Avalere estimated that policy 1 would increase federal spending by $1.1 billion from fiscal year 2017 to fiscal year 2026. Policy 2 would decrease federal spending by $2.2 billion, and policy 3 would decrease it by $3 billion. The net savings would be only $1.8 billion because the policies overlap, Avalere explained.

By 2017, Avalere said, 38% of Medicare beneficiaries eligible for telehealth because of policy 1 and 55% of those eligible because of policy 2 would use the technology.
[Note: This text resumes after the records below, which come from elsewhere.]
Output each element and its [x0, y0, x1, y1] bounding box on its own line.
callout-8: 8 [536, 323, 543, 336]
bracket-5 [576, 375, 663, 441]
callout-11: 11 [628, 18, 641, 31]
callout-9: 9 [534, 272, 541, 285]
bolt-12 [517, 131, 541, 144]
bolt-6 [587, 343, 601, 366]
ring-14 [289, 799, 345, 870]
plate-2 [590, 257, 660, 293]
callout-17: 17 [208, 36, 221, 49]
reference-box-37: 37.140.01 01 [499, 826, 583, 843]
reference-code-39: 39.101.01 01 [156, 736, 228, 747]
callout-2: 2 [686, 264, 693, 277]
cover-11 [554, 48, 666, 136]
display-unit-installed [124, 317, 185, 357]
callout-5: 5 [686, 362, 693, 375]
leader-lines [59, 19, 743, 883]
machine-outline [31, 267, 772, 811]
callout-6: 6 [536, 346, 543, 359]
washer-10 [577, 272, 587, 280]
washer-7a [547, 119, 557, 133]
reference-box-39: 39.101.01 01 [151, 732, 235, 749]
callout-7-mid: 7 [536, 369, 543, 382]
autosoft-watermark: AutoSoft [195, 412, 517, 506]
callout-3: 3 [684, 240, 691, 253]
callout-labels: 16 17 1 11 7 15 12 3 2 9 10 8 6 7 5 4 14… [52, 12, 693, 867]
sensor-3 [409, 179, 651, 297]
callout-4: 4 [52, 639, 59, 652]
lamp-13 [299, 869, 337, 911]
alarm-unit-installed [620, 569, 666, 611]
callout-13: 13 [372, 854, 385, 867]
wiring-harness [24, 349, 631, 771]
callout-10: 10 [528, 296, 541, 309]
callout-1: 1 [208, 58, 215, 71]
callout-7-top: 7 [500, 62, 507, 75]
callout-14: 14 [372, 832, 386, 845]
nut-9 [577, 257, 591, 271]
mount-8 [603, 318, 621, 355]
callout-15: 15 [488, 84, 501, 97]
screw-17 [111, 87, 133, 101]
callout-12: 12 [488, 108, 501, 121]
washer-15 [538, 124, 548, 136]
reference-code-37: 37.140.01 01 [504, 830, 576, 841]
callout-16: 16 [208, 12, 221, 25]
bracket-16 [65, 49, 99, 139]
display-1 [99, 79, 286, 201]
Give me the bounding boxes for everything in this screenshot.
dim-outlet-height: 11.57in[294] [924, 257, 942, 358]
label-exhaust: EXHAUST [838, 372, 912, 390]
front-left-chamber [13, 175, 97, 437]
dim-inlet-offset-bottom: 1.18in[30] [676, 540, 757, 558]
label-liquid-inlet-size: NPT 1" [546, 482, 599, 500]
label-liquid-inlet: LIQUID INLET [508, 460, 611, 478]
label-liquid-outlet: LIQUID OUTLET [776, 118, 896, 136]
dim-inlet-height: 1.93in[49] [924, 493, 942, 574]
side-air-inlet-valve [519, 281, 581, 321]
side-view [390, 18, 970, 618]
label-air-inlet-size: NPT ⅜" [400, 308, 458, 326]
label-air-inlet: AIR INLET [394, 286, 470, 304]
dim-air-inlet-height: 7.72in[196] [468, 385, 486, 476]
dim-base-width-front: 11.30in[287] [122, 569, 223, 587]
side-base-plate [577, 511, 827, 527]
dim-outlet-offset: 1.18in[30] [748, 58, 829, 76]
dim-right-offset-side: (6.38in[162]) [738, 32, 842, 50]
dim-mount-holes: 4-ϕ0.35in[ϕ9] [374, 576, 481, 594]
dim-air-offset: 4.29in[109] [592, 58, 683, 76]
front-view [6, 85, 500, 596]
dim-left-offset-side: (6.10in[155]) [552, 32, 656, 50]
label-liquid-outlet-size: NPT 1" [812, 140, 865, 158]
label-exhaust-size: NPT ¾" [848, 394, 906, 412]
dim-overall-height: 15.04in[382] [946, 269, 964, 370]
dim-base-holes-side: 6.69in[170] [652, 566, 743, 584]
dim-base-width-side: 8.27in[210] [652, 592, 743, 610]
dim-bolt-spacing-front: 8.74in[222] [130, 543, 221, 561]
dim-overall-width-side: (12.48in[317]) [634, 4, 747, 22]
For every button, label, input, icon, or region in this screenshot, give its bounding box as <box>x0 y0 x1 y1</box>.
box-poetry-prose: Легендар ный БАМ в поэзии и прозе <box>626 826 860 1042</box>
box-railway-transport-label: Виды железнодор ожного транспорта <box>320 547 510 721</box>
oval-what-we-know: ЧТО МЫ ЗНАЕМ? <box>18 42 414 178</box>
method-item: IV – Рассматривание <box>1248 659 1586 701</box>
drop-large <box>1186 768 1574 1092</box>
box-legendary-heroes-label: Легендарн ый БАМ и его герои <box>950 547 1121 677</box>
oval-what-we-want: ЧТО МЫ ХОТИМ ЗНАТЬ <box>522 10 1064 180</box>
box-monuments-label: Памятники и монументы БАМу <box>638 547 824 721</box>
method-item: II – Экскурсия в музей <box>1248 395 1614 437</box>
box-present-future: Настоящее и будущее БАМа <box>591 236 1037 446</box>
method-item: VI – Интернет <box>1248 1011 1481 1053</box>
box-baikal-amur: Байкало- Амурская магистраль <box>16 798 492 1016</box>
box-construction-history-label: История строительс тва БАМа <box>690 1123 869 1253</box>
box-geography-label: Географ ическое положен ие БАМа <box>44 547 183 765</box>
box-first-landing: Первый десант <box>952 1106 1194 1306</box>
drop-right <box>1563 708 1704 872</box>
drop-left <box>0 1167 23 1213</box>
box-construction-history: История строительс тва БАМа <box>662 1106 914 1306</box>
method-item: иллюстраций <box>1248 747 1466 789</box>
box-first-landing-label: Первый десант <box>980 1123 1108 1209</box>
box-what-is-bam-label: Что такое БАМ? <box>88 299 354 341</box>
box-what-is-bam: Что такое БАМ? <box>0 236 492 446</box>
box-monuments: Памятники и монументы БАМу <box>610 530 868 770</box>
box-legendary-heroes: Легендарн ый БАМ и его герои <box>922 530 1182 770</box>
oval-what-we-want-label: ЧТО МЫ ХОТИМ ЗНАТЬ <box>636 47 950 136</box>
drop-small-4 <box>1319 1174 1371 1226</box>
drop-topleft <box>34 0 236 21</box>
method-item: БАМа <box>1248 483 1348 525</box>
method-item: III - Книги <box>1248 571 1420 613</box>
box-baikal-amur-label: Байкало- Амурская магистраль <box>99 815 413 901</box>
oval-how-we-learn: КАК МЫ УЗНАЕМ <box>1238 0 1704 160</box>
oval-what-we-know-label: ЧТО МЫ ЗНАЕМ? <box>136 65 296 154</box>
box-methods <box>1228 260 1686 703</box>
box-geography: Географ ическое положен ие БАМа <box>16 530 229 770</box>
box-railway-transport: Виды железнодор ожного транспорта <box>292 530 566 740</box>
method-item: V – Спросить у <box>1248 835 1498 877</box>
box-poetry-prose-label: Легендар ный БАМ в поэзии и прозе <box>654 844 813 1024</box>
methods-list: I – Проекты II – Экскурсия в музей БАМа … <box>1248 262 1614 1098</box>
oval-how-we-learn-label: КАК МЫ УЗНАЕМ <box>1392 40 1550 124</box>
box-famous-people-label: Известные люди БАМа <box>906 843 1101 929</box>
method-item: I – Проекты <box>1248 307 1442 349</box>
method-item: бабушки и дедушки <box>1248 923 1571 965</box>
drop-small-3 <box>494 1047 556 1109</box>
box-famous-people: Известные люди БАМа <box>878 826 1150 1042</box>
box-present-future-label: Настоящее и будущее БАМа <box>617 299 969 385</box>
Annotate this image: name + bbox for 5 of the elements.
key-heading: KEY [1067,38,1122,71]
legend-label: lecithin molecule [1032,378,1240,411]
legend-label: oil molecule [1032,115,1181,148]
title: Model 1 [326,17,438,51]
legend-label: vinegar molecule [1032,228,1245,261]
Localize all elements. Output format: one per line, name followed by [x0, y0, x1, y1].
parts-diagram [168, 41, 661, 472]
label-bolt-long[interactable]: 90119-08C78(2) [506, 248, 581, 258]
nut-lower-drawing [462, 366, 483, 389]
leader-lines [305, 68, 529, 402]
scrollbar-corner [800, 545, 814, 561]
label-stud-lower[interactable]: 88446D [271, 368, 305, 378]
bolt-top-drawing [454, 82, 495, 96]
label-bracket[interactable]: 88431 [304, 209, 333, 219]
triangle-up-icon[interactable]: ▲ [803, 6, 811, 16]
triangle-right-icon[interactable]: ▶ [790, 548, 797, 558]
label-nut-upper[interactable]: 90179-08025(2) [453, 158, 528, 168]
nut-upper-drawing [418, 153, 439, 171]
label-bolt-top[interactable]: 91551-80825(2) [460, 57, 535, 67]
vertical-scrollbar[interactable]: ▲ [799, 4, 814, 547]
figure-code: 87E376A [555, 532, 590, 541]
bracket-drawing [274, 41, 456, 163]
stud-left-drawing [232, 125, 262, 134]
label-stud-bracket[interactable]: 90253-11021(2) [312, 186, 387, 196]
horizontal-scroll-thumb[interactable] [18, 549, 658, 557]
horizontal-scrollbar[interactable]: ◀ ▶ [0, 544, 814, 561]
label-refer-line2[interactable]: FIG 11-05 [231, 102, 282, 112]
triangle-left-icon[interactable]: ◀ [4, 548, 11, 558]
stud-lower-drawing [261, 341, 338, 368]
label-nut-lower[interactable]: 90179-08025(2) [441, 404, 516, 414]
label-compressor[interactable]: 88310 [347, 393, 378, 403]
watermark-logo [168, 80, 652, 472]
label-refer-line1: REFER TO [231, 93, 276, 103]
That translates into 8.2 million telehealth users under the first policy and 6.5 million under the second one, the firm said.

The American Medical Association (AMA) is one of the many healthcare organizations that support the CONNECT for Health bill. “The AMA is pleased to support legislation that would accelerate the adoption of health care delivery models that promote coordinated and patient-centered care,” said Steven J. Stack, MD, president of the AMA, in a news release. “This bill would ensure that patients and their physicians are able to use new technologies that remove barriers to timely quality care. Importantly, the bill would maintain high standards whether a patient is seeing a physician in an office or via telemedicine.”

Neither the unofficial bill summary nor the Avalere report touch on the state regulations that, in many cases, limit the ability of physicians in one state to conduct remote consultations with patients in another state where they do not hold medical licenses. Also not mentioned was the question of whether physicians need to see a patient before diagnosing or treating them remotely. This has been a contentious issue for the AMA and other medical societies.

The American Telemedicine Association praised CONNECT for Health as a step in the right direction.

“We are proud to support legislation that promotes healthcare delivery models in the interest of both the patient and the physician,” stated Jonathan Linkous, chief executive officer of the American Telemedicine Association, in a press release. “Telehealth services widen the pool of healthcare options while enabling physicians to treat even more patients. This bill would bring us a step closer to the best healthcare quality and outcomes.”

Among the 40-odd organizations that support the legislation are AARP, America’s Health Insurance Plans, the American Heart Association/American Stroke Association, the American Medical Group Association, the American Nurses Association, the American Osteopathic Association, Kaiser Permanente, and the National Association of Community Health Centers.